Deneme yazarı bir söz işçisidir. Onun bir kuyumcuya benzetirim ben kuyumcu nasıl değerli madeni bin bir özenle işleyerek çok değerli eserler oluşturursa, deneme yazarı da sözcükleri büyük bir dikkatle ve özenle bir araya getirerek eserini oluşturur.

7) Somutlama

Soyut kavramları benzetme yoluyla açıklamaktır. Kavram, benzetilen varlığın bazı nitelikleriyle kavratılmaya çalışılır. Bu yolla kavram zihinde canlanır, görünürlük kazanır. Örnekleme, tanımlama, karşılaştırma gibi düşünceyi geliştirme yollarında somutlamaya başvurularak düşünce kolayca kavratılır.

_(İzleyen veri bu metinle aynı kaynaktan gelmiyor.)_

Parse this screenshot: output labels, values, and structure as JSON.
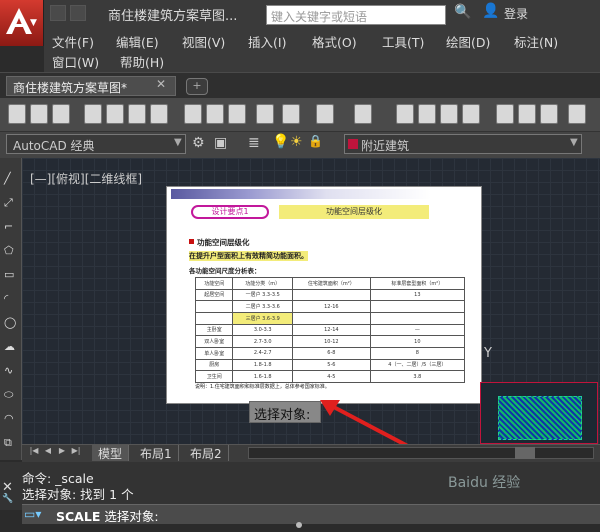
{
  "titlebar": {
    "doc_title": "商住楼建筑方案草图...",
    "search_placeholder": "键入关键字或短语",
    "login": "登录"
  },
  "menubar": {
    "items": [
      "文件(F)",
      "编辑(E)",
      "视图(V)",
      "插入(I)",
      "格式(O)",
      "工具(T)",
      "绘图(D)",
      "标注(N)",
      "窗口(W)",
      "帮助(H)"
    ]
  },
  "tabs": {
    "active": "商住楼建筑方案草图*"
  },
  "toolbar": {
    "workspace": "AutoCAD 经典",
    "layer": "附近建筑"
  },
  "viewport": {
    "label": "[—][俯视][二维线框]"
  },
  "drawing": {
    "badge": "设计要点1",
    "banner": "功能空间层级化",
    "subtitle": "功能空间层级化",
    "highlight": "在提升户型面积上有效精简功能面积。",
    "table_title": "各功能空间尺度分析表：",
    "table": [
      [
        "功能空间",
        "功能分类（m）",
        "住宅建筑面积（m²）",
        "标准层套型面积（m²）"
      ],
      [
        "起居空间",
        "一居户  3.3-3.5",
        "",
        "13"
      ],
      [
        "",
        "二居户  3.3-3.6",
        "12-16",
        ""
      ],
      [
        "",
        "三居户  3.6-3.9",
        "",
        ""
      ],
      [
        "主卧室",
        "3.0-3.3",
        "12-14",
        "—"
      ],
      [
        "双人卧室",
        "2.7-3.0",
        "10-12",
        "10"
      ],
      [
        "单人卧室",
        "2.4-2.7",
        "6-8",
        "8"
      ],
      [
        "厨房",
        "1.8-1.8",
        "5-6",
        "4（一、二居）/5（三居）"
      ],
      [
        "卫生间",
        "1.6-1.8",
        "4-5",
        "3.8"
      ]
    ],
    "note": "说明：1.住宅建筑面积和标准层数据上，总体参考国家标准。"
  },
  "tooltip": "选择对象:",
  "layout_tabs": [
    "模型",
    "布局1",
    "布局2"
  ],
  "command": {
    "line1": "命令: _scale",
    "line2": "选择对象: 找到 1 个",
    "prompt_cmd": "SCALE",
    "prompt_text": "选择对象:"
  },
  "watermark": "Baidu 经验",
  "colors": {
    "accent": "#c0143c",
    "highlight": "#f3ec7a",
    "badge": "#c2189b"
  }
}
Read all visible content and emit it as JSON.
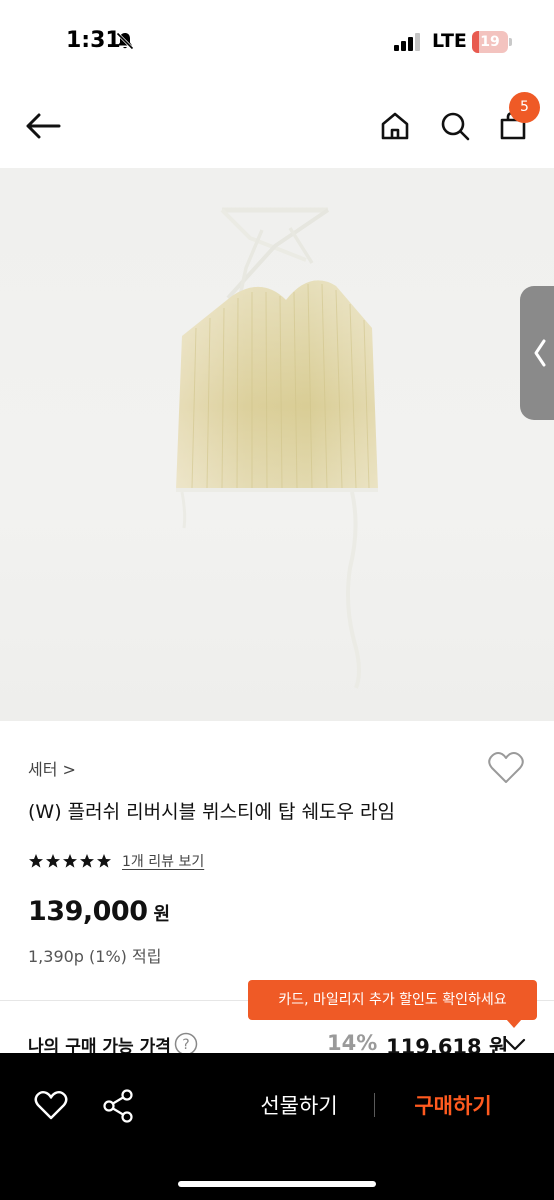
{
  "status_bar": {
    "time": "1:31",
    "network": "LTE",
    "battery": "19",
    "battery_level": 0.19,
    "icons": [
      "bell-slash-icon",
      "signal-icon"
    ]
  },
  "nav": {
    "cart_count": "5",
    "icons": [
      "arrow-left-icon",
      "home-icon",
      "search-icon",
      "cart-icon"
    ]
  },
  "product": {
    "category": "세터 >",
    "title": "(W) 플러쉬 리버시블 뷔스티에 탑 쉐도우 라임",
    "rating": 5,
    "rating_max": 5,
    "review_link": "1개 리뷰 보기",
    "price": "139,000",
    "price_unit": "원",
    "points": "1,390p (1%) 적립"
  },
  "tooltip": {
    "text": "카드, 마일리지 추가 할인도 확인하세요"
  },
  "my_price": {
    "label": "나의 구매 가능 가격",
    "discount": "14%",
    "price": "119,618 원"
  },
  "bottom_bar": {
    "gift_label": "선물하기",
    "buy_label": "구매하기"
  },
  "colors": {
    "accent": "#ef5a26",
    "buy_text": "#ff5a1f",
    "bottom_bar": "#000000"
  }
}
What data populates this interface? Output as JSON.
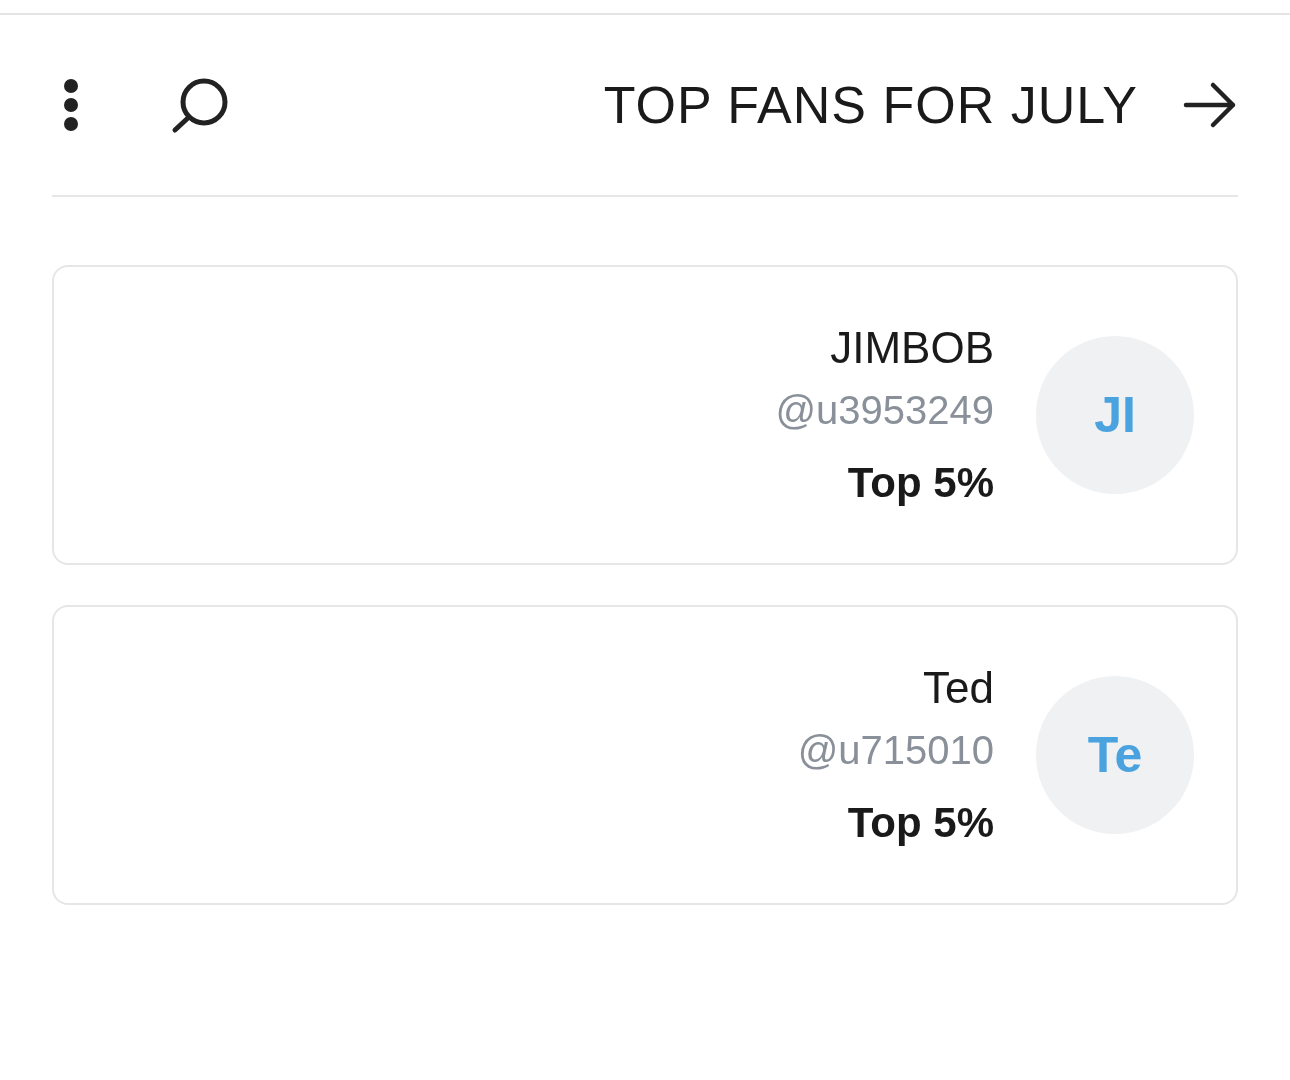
{
  "header": {
    "title": "TOP FANS FOR JULY"
  },
  "fans": [
    {
      "initials": "JI",
      "name": "JIMBOB",
      "handle": "@u3953249",
      "rank": "Top 5%"
    },
    {
      "initials": "Te",
      "name": "Ted",
      "handle": "@u715010",
      "rank": "Top 5%"
    }
  ]
}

Örnek: Benim ruhum hava ile dolu bir şişeye benzer. Bu şişe hiçbir zaman hayat kaynağı olan oksijenden mahrum kalmaz. Bu şişenin içindeki havayı bir boşaltgaç ile istediğiniz kadar boşaltmaya çalışınız, yine içinde biraz olsun oksijen kalır. Ruhumun kanına can veren manevi oksijen de “ümit’tir.

Soyut bir kavram olan ümit, oksijene benzetilerek somutlaştırılmıştır.

8) Soyutlama

Düşünceleri; somut kavramlara, soyut anlamlar vererek açıklamaktır. Soyutlama yoluyla anlam yoğunlaştırılır. Okurun bilgi ve yaşam birikimine bağlı olarak yorumu sağlanır. Kavramın netleşmesi, okurun çağrışımına bağlıdır. Bu yol daha çok şiirde kullanılır.

Örnek: Saat Çini vurdu birden, pirinç.
Ben gittim bembeyaz uykusuzluklardan,
Kasketimi üstüne eğip acılarımın.
Sen yüzüne sürgün olduğum kadın,
Karanlık her sokaktaydın gizli bir köşedeydin.